Thursday, November 14, 2013

The Suspension Of Disbelief

I started thinking about Thor 2 which I watched a few days ago and was surprised to realize that I never doubted the special effects that I sat through. Usually when you watch these super hero flicks your mind will pick up on things that don't look real (realistic), which will break your mind away from the spell (focus) contrived by the hundreds or even thousands of people who work on these flicks. This 'spell' is known as the suspension of disbelief.

The suspension of disbelief has been steadily stretched by the introduction of computerized special effects. In the past, there are only a few films that managed to attain this most sought after quality without the extensive aid of computers -films like Star Wars, Superman (1977), and 2001: A Space Odyssey come to mind. And that was done through very laborous processes such as model building and careful lighting, selective camera angles, and ponderous filming techniques. But all of that went straight out the window when faster processing and affordable computers came along. And since even that occured more than 30 years ago the level of realism in special effects is quite astounding currently-so amazing that they may be in danger of being thought of as being taken for granted. But this is what filmmakers actually hope for! Why? Because when you take a thing for granted it also means you fail to notice it  sometimes-and the best special effect is the one you don't notice!

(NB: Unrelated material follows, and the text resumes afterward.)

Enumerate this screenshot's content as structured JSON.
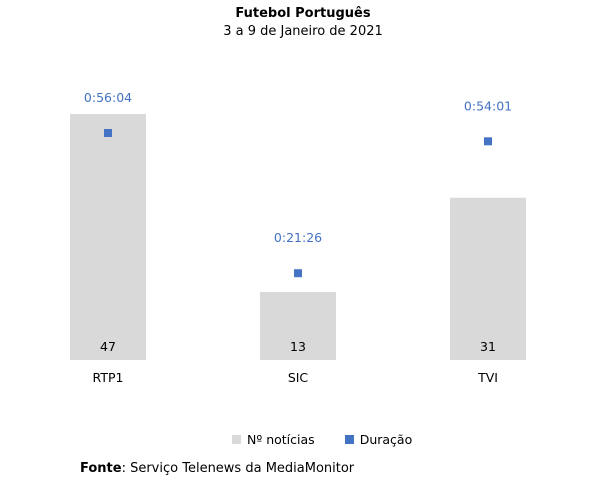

   So as I watched Thor 2 I never really thought about the special effects- they properly fell into the background of the pretty decent narrative that was woven by the filmmakers. There wasn't a moment in it where I consciously said to myself, "Aha! That looks fake!" or as sometimes is the case FEELS fake. No, this film was pretty darn fun and exciting to look at and listen to --and it's about time; considering the cost of watching a movie nowadays. With this movie I got my money's worth.